Abstract

The Roman Empire was an agrarian society. Most of the population tilled the land, but many rural laborers were slaves or tenants who did not own the land on which they worked. Economic behavior has always been embedded in a deep cultural context, and it is beyond dispute that an agrarian approach underlies Roman economic thought. The traditional ideal of a Roman citizen was as a farmer and as a soldier like the Republican hero Q. Cincinnatus, who allegedly was ploughing his land when the Senate appointed him dictator, and returned to it after a victorious sixteen-day military campaign. Although it was merely an ideal, land owing was considered the most social respectable form of investment for the elite, and, according to a law of 218 BCE, senators and their sons were forbidden to own large transport vessels. The role of agriculture in the Roman economy and the agrarian institutions changed over time, as Rome expanded and transformed from a small city-state in central Italy in fifth century bce to one of the Mediterranean great powers after the Second Punic War (218–201 bce) and finally the only superpower in the first five centuries ce. The development of Roman agriculture can be deduced from data available from written evidence—literary and legal sources, inscriptions, and papyri—and archaeological material, where excavations of farms and villas together with field surveys are important.

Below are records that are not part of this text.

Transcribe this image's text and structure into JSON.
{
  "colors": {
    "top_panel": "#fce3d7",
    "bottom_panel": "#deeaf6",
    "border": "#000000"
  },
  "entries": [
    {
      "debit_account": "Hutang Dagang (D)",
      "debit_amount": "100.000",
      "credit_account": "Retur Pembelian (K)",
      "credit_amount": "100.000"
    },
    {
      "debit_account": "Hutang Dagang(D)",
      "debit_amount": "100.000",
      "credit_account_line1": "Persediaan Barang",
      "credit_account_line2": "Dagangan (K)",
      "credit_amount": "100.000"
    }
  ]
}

Information about the development of the settlement pattern in certain regions depends on this evidence, but distribution maps may reflect only the degree of publications of archaeological fieldwork in these areas. The crops varied according to climate and geography, and there are huge differences between the Roman provinces from Britain in the north to the provinces of North Africa in the south and from Spain in the west to Syria in the east. The recent rapid development of paleoethnobotany has offered much new data on crops and agricultural practice in different regions. These regional diversities are also reflected in settlement patterns and the rural labor force. More traditional forms of labor, such as tenants and dependent peasants, dominated the rural manpower in the provinces, and agricultural slavery was widespread only in Italy and Sicily, with the exception of managers of estates owned by the elite. This diversity became even more profound in Late Antiquity with the transformation of society and the economy together with the slow disintegration of the empire.